Dopo anni di crescita felice, anche per Netflix è arrivato il momento di affrontare la decrescita. Ma stavolta piuttosto infelice. Per la piattaforma di streaming che ha rivoluzionato la visione di film e serie facendo scricchiolare persino Hollywood, i dati sugli abbonati iniziano a creare qualche grattacapo. Solo nell’ultimo trimestre, infatti, ha perso 200mila persone iscritte e le previsioni non sono per niente rosee, visto che è stato ipotizzato un calo totale di 2 milioni nel trimestre in corso. Non si tratta di indiscrezioni, ma di numeri resi noti dalla società statunitense e che hanno creato un terremoto a Wall Street: il titolo in Borsa, fra oscillazioni varie, è arrivato a perdere persino il 24%, complici anche ricavi e utili che sono stati stimati sotto le attese.
Nella periodica comunicazione e analisi dei dati economici, Netflix ha provato a spiegarsi i motivi di un calo così drastico che non si registrava dal 2011. Prima di tutto a causa dell’aumento della concorrenza, ma oltre a ciò sembra aver influito la lentezza con cui si sta estendendo la banda larga e la ancora scarsa diffusione di massa delle smart tv.
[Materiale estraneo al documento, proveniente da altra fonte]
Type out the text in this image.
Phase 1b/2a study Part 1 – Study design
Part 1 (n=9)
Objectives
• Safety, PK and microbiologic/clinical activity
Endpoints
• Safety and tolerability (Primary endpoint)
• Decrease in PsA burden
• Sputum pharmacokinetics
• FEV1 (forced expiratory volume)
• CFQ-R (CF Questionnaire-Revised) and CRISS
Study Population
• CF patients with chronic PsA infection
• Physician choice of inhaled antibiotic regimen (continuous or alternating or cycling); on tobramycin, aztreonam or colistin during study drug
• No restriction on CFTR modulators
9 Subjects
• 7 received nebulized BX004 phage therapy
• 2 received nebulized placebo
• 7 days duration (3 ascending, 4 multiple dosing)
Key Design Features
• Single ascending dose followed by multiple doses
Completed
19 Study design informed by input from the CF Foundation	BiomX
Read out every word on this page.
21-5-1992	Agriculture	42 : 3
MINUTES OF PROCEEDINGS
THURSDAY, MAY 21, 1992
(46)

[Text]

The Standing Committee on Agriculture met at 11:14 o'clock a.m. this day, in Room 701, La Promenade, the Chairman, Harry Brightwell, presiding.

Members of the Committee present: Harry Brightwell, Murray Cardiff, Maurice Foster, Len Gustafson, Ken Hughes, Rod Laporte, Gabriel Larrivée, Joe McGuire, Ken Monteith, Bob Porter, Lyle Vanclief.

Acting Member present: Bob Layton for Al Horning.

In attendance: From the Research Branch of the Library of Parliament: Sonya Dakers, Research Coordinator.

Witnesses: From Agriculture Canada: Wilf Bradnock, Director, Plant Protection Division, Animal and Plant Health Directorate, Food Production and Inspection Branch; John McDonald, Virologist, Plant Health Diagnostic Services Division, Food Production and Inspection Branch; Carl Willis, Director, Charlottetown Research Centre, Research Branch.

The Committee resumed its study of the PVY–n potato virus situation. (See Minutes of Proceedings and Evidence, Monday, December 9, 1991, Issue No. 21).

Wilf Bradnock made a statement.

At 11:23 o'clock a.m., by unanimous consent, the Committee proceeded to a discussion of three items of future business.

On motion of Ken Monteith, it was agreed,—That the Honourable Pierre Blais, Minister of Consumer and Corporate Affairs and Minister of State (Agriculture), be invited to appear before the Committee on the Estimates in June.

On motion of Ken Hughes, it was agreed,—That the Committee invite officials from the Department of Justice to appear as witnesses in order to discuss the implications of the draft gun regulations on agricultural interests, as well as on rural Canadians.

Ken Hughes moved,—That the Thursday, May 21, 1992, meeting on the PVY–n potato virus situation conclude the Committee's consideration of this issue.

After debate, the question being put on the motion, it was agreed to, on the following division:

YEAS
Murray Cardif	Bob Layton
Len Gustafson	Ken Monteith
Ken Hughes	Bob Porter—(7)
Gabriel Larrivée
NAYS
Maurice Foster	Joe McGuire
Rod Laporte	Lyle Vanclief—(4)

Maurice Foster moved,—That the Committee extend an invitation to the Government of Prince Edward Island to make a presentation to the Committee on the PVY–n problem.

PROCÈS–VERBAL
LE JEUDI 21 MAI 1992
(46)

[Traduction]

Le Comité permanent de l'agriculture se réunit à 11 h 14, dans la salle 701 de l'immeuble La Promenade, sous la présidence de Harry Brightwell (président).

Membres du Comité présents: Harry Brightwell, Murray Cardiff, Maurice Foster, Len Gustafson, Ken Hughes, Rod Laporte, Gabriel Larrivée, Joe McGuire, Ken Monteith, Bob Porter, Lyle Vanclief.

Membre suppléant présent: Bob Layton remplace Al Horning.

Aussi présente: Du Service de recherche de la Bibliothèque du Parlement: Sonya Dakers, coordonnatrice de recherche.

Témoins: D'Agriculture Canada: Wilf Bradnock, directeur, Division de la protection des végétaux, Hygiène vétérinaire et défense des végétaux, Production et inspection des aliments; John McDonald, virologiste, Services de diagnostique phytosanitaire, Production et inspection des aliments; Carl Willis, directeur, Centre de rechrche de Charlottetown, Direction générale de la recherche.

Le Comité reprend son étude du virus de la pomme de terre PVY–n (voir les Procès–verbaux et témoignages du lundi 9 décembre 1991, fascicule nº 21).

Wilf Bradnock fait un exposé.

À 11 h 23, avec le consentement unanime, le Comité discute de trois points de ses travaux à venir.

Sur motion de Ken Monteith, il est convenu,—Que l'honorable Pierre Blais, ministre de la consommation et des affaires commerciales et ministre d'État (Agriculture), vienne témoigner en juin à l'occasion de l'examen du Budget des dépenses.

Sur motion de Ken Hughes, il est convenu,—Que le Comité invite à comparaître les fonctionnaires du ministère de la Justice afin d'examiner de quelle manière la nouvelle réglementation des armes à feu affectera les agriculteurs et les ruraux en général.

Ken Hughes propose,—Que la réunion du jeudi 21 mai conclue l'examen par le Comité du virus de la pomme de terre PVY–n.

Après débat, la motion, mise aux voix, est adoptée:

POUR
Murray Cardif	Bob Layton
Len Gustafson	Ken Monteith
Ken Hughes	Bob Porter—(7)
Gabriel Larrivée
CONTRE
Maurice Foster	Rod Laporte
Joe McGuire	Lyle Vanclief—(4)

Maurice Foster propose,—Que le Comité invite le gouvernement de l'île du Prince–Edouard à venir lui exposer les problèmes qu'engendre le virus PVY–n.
Non solo, perché nel trend negativo avrebbero influito tanto ragioni macroeconomiche, come l’aumento dell’inflazione a causa dell’invasione dell’Ucraina, quanto “microeconomiche”, come la condivisione delle password da parte degli utenti. Certo, il periodo di instabilità dovuta al conflitto nell’Est Europa sembra essere stato un fattore determinante, visto che la piattaforma in pochi giorni è stata costretta a sospendere i propri servizi in Russia con la perdita di 700mila abbonamenti. Ma anche l’aumento dei prezzi deciso negli scorsi mesi ha rappresentato un significativo terremoto all’interno di Netflix, che ha sottratto alle sue casse altri 600mila abbonamenti che erano stati disdetti negli Stati Uniti e in Canada. Lievi aumenti, invece, si sono avuti soltanto in Giappone e in India.
La questione, però, può essere vista da un’altra prospettiva: forse l’esplosione dello streaming ha rappresentato una grande bolla che prima o poi era destinata a ridimensionarsi. E sembra averlo ammesso la stessa società fondata da Reed Hastings e Marc Randolph, quando ha spiegato il significativo rallentamento della crescita dei ricavi avvenuto dopo che la pandemia aveva smesso di costringere miliardi di persone a restare chiuse nelle proprie abitazioni. Insomma, sembra che tutta una serie di fattori sommati fra loro non stiano remando verso la crescita esponenziale di questo tipo di servizi, tanto che la piattaforma non è la sola a soffrire. Così come le soluzioni ipotizzate per uscire dall’impasse sembrano in linea con alcuni competitor, come conferma Disney+, che sta valutando – in linea con Netflix – l’introduzione di un abbonamento a prezzi più contenuti e con la pubblicità per attirare nuovi abbonati. E mentre serpeggia sui social il mantra “ma tanto non c’era più niente di interessante”, nel 2022 la società ha previsto di investire ben 20 miliardi di dollari per produrre serie e film. Se per la prima volta, quindi, le piattaforme incontrano una crisi, è anche vero che mai come in questo periodo hanno a disposizione una quantità di denaro immensa per rilanciarsi con prodotti di qualità. Per cui, messi da parte i giudizi tranchant, sembrano avere grande margine per poter tornare a crescere su un mercato che per ora ha subìto soltanto un rallentamento.